Mr Midshipman Easy is an 1836 novel by Frederick Marryat, a retired captain in the British Royal Navy. The novel is set during the Napoleonic Wars, in which Marryat himself served with distinction.

==Plot summary==

Easy is the son of foolish parents, who spoiled him. His father regards himself as a philosopher, with a firm belief in the "rights of man, equality, and all that; how every person was born to inherit his share of the earth, a right at present only admitted to a certain length that is, about six feet, for we all inherit our graves, and are allowed to take possession without dispute." But no one would listen to Mr Easy's philosophy. The women would not acknowledge the rights of men, whom they declared always to be in the wrong; and, as the gentlemen who visited Mr Easy were all men of property, they could not perceive the advantages of sharing with those who had none. However, they allowed him to discuss the question, while they discussed his port wine. The wine was good, if the arguments were not, and we must take things as we find them in this world."

By the time he is a teenager, Easy has adopted his father's point of view, to the point where he no longer believes in private property.
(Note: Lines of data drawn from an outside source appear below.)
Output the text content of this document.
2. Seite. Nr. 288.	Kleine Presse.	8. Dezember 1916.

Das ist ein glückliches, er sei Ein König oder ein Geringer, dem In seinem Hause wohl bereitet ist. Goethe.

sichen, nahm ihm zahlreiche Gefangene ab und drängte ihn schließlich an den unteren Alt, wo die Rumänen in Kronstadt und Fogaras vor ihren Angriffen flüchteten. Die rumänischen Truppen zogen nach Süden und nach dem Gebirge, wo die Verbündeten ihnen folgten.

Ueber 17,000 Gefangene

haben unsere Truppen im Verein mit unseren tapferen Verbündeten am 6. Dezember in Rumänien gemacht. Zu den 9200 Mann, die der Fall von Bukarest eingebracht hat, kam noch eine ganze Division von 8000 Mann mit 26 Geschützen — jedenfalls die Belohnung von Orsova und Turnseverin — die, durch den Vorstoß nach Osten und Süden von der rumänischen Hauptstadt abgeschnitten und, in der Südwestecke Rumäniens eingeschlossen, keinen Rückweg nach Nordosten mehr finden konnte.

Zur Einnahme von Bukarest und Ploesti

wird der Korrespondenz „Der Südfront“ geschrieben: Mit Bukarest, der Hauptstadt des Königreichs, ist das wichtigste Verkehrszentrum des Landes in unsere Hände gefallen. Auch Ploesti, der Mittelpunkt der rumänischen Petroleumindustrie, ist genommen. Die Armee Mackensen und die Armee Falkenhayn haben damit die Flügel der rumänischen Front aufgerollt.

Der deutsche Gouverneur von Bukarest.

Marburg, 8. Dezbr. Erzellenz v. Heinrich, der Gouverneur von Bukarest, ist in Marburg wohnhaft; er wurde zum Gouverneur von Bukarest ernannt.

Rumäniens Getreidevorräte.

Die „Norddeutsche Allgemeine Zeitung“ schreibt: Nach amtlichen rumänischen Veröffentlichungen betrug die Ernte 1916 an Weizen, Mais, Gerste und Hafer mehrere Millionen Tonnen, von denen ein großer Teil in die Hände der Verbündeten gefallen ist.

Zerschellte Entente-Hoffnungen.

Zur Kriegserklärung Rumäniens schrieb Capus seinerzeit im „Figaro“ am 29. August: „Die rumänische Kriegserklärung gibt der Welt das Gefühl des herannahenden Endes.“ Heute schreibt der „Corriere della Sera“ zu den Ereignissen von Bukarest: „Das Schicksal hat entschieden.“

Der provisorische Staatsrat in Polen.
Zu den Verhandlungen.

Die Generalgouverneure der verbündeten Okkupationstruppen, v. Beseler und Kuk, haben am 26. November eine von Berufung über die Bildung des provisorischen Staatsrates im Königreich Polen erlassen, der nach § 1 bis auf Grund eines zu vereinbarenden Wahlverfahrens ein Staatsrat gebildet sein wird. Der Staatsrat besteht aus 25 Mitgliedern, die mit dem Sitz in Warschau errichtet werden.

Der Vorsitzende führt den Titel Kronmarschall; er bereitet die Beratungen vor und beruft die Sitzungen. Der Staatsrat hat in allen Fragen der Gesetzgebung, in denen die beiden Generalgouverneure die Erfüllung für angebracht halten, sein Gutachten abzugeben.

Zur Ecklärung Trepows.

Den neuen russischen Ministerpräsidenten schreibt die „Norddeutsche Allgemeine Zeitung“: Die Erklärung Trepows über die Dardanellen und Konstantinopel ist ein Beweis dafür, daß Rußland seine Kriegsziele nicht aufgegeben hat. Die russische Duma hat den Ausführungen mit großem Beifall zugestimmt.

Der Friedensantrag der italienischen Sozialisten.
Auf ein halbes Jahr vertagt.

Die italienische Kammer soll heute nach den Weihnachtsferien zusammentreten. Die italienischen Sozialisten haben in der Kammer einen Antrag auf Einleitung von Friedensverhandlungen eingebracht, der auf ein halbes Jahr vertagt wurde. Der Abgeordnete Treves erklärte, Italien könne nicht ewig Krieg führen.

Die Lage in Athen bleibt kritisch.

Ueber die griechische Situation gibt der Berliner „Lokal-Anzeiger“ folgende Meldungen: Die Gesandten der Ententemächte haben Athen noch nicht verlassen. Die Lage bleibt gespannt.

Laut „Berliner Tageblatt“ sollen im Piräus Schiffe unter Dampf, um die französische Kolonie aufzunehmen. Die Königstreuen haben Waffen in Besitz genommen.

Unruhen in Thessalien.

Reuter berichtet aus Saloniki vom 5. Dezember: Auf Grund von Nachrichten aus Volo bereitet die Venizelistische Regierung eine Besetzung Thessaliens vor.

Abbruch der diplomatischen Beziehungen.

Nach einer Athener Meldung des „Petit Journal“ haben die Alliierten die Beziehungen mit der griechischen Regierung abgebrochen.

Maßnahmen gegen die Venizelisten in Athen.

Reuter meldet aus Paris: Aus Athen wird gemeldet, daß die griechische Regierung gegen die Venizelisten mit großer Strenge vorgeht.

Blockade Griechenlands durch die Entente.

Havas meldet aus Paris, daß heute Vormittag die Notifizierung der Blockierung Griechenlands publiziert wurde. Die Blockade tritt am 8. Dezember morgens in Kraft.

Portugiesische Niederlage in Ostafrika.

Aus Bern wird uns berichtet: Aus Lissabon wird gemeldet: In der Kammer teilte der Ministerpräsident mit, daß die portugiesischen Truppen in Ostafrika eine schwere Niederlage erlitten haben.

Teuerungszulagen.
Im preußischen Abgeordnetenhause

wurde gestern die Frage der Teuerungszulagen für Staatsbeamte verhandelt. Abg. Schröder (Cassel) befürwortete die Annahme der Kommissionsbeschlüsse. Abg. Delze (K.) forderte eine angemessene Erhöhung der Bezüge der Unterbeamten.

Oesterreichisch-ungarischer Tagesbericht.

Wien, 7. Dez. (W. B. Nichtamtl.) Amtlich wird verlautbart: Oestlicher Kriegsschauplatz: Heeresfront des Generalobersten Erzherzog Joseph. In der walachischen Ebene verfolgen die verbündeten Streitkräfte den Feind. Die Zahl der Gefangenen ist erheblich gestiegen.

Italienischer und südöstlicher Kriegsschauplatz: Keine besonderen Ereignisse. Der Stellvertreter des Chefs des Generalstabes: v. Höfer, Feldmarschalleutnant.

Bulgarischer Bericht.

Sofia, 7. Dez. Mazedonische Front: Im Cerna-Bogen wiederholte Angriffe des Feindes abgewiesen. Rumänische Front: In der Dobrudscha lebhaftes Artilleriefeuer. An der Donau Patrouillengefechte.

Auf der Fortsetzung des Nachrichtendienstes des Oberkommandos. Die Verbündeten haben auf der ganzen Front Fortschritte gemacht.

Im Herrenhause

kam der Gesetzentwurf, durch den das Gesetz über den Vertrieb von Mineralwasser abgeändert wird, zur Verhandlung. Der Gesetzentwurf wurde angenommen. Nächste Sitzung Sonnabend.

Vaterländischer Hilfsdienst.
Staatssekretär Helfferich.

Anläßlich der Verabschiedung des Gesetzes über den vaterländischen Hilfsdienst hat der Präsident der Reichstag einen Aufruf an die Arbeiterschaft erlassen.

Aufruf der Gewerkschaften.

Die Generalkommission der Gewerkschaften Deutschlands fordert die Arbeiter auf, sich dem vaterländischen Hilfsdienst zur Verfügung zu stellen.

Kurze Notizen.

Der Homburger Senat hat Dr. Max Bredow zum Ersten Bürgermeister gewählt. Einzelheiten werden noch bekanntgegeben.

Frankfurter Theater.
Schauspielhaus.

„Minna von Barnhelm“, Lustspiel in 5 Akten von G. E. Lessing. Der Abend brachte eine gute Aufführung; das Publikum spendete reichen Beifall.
Easy joins the navy, which his father believes to be the best example of an equal society, and Easy becomes friendly with a lower deck seaman named Mesty (Mephistopheles Faust), an escaped slave, who had been a prince in Africa. Mesty is sympathetic to Easy's philosophizing, which seems to offer him a way up from his lowly job of "boiling kettle for de young gentlemen"; but once Mesty is promoted to ship's corporal and put in charge of discipline, he changes his mind: "...now I tink a good deal lately, and by all de power, I tink equality all stuff." "All stuff, Mesty, why? you used to think otherwise." "Yes, Massa Easy, but den I boil de kettle for all young gentleman. Now dat I ship's corporal and hab cane, I tink so no longer."

In some way Mesty is the real hero of the novel, as he pulls Easy out of several scrapes the impulsive 17-year-old gets himself into as he cruises the Mediterranean on several British ships.

Easy becomes a competent officer, in spite of his notions. His mother dies, and he returns home to find his father is completely mad. Easy senior has developed an apparatus for reducing or enlarging phrenological bumps on the skull, but as he attempts to reduce his own bump which controls benevolence, the machine kills him. Easy throws out the criminal servants his father has employed and puts the estate to rights, demanding back rents from the tenants, and evicting those who will not pay. Using his new-found wealth, he formally quits the navy, rigs out his own privateering vessel, and returns to Sicily to claim his bride Agnes. As he is a wealthy gentleman now, no longer a junior midshipman, her family cannot refuse him, and he and Agnes live happily ever after.

==Film adaptations ==

The novel was adapted as an adventure film twice in the UK: in 1915 as a silent film, Midshipman Easy directed by Maurice Elvey, and in 1935 with sound, Midshipman Easy directed by Carol Reed.